Negli stessi giorni del WSF migliaia e migliaia di persone sono scese in piazza per dimostrare contro il capitalismo e le politiche di guerra. A New York, l’albergo di lusso che ospitava il Word Economic Forum, che la pressione delle mobilitazioni degli anni scorsi ha obbligato a varcare l’oceano trasferendosi dalla Svizzera agli Stati Uniti, è stato circondato da un’imponente manifestazione. A Monaco il vertice NATO sugli armamenti è stato contestato per due giorni nonostante le frontiere sigillate, gli arresti preventivi di centinaia di persone, la criminalizzazione dei media. A Livorno gli anarchici italiani hanno manifestato contro il militarismo ed una guerra che, ben lungi dal terminare, continua a mietere vittime.
A ben vedere, volendosi per un breve momento accontentare della lieve magia dei numeri, quella odierna potrebbe essere vista come una crisi di crescita. I 50.000 di Seattle sono divenuti i 300.000 di Genova. Pur di minoranza il movimento no-global non è certo oggi un movimento minoritario ed in esso si convogliano tensioni ideali e volontà trasformatrici quali non si vedevano da un paio di decenni. Questo movimento, sebbene in parte votato al protagonismo di piazza, riesce peraltro ad esprimersi anche altrove: dai mille forum della Rete ai collettivi universitari, dai coordinamenti di difesa ambientale ai sindacati di base, dai centri sociali ai gruppi per la casa, dalle associazioni antirazziste ai gruppi femministi. È un caleidoscopio di esperienze, percorsi, appartenenze che entra in gioco scommettendo sul valore della diversità, sull’importanza del confronto, sulla possibilità di coniugare l’agire locale con la prospettiva planetaria.
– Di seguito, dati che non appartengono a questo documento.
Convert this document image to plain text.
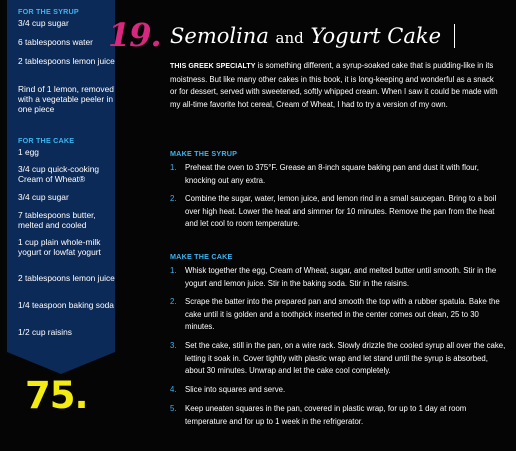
FOR THE SYRUP
3/4 cup sugar
6 tablespoons water
2 tablespoons lemon juice
Rind of 1 lemon, removed with a vegetable peeler in one piece
FOR THE CAKE
1 egg
3/4 cup quick-cooking Cream of Wheat®
3/4 cup sugar
7 tablespoons butter, melted and cooled
1 cup plain whole-milk yogurt or lowfat yogurt
2 tablespoons lemon juice
1/4 teaspoon baking soda
1/2 cup raisins
19. Semolina and Yogurt Cake
THIS GREEK SPECIALTY is something different, a syrup-soaked cake that is pudding-like in its moistness. But like many other cakes in this book, it is long-keeping and wonderful as a snack or for dessert, served with sweetened, softly whipped cream. When I saw it could be made with my all-time favorite hot cereal, Cream of Wheat, I had to try a version of my own.
MAKE THE SYRUP
1.	Preheat the oven to 375°F. Grease an 8-inch square baking pan and dust it with flour, knocking out any extra.
2.	Combine the sugar, water, lemon juice, and lemon rind in a small saucepan. Bring to a boil over high heat. Lower the heat and simmer for 10 minutes. Remove the pan from the heat and let cool to room temperature.
MAKE THE CAKE
1.	Whisk together the egg, Cream of Wheat, sugar, and melted butter until smooth. Stir in the yogurt and lemon juice. Stir in the baking soda. Stir in the raisins.
2.	Scrape the batter into the prepared pan and smooth the top with a rubber spatula. Bake the cake until it is golden and a toothpick inserted in the center comes out clean, 25 to 30 minutes.
3.	Set the cake, still in the pan, on a wire rack. Slowly drizzle the cooled syrup all over the cake, letting it soak in. Cover tightly with plastic wrap and let stand until the syrup is absorbed, about 30 minutes. Unwrap and let the cake cool completely.
4.	Slice into squares and serve.
5.	Keep uneaten squares in the pan, covered in plastic wrap, for up to 1 day at room temperature and for up to 1 week in the refrigerator.
75.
Porto Alegre rappresenta oggi una secca nella quale il movimento potrebbe arenarsi o, peggio, frantumarsi, disperdendo in mille rivoli le proprie potenzialità. Un’altra china pericolosa è quella che vede i no-global come una sorta di internazionale capace di riunirsi solo intorno ai meeting dei potenti, eludendo il nodo cruciale della progettualità, della prefigurazione di altri mondi possibili, del confronto a tutto campo. Sono ostacoli sormontabili nella pratica, nell’azione diretta intesa nel suo senso precipuo: intervento, relazione politica e sociale non mediata e non mediabile su un piano istituzionale. La scommessa, ancora una volta, è quella di coniugare radicalità e radicamento, elaborando strategie di lotta diversificate e flessibili, aprendo spazi sempre più ampi alla discussione ed alla sperimentazione.